"Jumpsuit" is a song written and recorded by the American musical duo Twenty One Pilots. It was released on July 11, 2018, as the first of the singles from their fifth studio album Trench (2018), alongside "Nico and the Niners". It was the first song to be released by the band after a year-long public silence. The track was nominated for Best Rock Song at the 61st Annual Grammy Awards.

Background and release 
The band started working on the song during the Emotional Roadshow World Tour. Tyler Joseph, the band's frontman, created the bass riff during that time and would play it during sound checks before shows. Following the tour, the band withdrew from public life in order to record the album Trench. Joseph revealed in an interview with NME that the album was originally supposed to be a "lighter sounding and softer record," but "then he wrote 'Jumpsuit' which ruined that." On July 6, 2018, the band broke their year-long silence by an email of a closing eye with the words "ARE YOU STILL SLEEPING?" Three days later, they returned to social media for the first time in their year-long hiatus, posting a clip from the official video for the song inside of an opening eye. On July 11, the song was then released along with its music video.

Composition 
"Jumpsuit" is a hard rock, alternative rock, and electronic rock song, containing nu metal-styled hooks. It lasts for a duration of three minutes and fifty-eight seconds. According to the sheet music published at Musicnotes.com by Alfred Music, it is written in the time signature of common time, with a moderately fast tempo of 127 beats per minute. The song is composed in the key of B minor while Tyler Joseph's vocal range spans one octave and four notes, from a low of D3 to a high of G4. Lyrically, the song features Clancy, the main character from the conceptual world of "Trench", calling for protection from the bishops, the leaders of the city Dema. The song was described by Rolling Stone as having "distorted bass guitar, crisp drumming and dark washes of synth" with frontman Tyler Joseph's vocals building from "a near-whisper to a full-throated scream, to an atmospheric falsetto." Idolator described its sound as alternating between "semi-acoustic and hard rock".

Music video 

A music video for "Jumpsuit" was released on July 11, 2018.  It was directed by Andrew Donoho, who had previously directed the music videos for the duo's songs "Heathens" and "Heavydirtysoul". The video was filmed in Thórsmörk, Iceland. On July 12, 2018, the music video for "Jumpsuit" surpassed "Heathens" for the most YouTube views in one day for the band (5.2 million), and as of March 2022, has over 120 million views.

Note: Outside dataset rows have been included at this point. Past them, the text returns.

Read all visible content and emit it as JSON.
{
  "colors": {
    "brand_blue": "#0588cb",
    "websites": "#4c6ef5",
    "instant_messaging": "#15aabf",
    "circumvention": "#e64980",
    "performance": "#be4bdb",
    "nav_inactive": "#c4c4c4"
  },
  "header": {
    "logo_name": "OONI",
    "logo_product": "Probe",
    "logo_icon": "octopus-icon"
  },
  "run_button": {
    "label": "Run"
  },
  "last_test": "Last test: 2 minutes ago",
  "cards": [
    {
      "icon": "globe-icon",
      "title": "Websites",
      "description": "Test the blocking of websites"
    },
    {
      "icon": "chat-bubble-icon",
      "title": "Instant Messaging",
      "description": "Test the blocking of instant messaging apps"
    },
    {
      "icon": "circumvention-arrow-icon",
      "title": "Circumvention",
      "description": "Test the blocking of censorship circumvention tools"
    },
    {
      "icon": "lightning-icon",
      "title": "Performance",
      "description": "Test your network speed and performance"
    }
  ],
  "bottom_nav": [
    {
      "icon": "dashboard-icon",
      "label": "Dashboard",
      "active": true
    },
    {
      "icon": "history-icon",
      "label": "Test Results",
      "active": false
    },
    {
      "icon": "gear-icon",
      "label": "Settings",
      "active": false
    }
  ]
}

The video begins with the car from the "Heavydirtysoul" music video still smoldering, before suddenly catching on fire. Lead-singer Tyler Joseph climbs onto the car and states to the viewers: "We've been here the whole time, you were asleep, it's time to wake up." The scene then cuts to a valley where Joseph is seen laying unconscious in a stream of water, he wakes up and observes his surroundings when mysterious people in yellow-taped outfits appear upon the clifftops of the valley, watching him. As he makes his way through the valley, he is pursued by a red-hooded figure on a white stallion who upon reaching him, coats his neck in black paint. Following this, he is seen following the red-hooded figure on the horse in a trance-like state. The people in yellow toss petals at the bishop and Joseph, breaking him out of his trance and disorientating the bishop's stallion, allowing him to attempt an escape. However, Joseph trips while running and is captured by the bishop. The video ends cutting back to the original scene, with Joseph opening the back of the flaming car, grabbing a yellow jumpsuit and putting it on before walking away.

The clip was named one of the twelve best music videos of 2018 by the British rock music magazine Kerrang!.

Reception
Spin was critical of the song, finding the lyrics and backstory confusing, and feeling that its progressive rock-inspired song structure would not catch on at contemporary pop music. Chris Willman, writing for Variety, was more positive, saying "The color-coded storytelling of 'Jumpsuit' doesn't get in the way of its thunderous pleasures". PopMatters' Joshua Copperman called the song the band's "heaviest, even best song to date".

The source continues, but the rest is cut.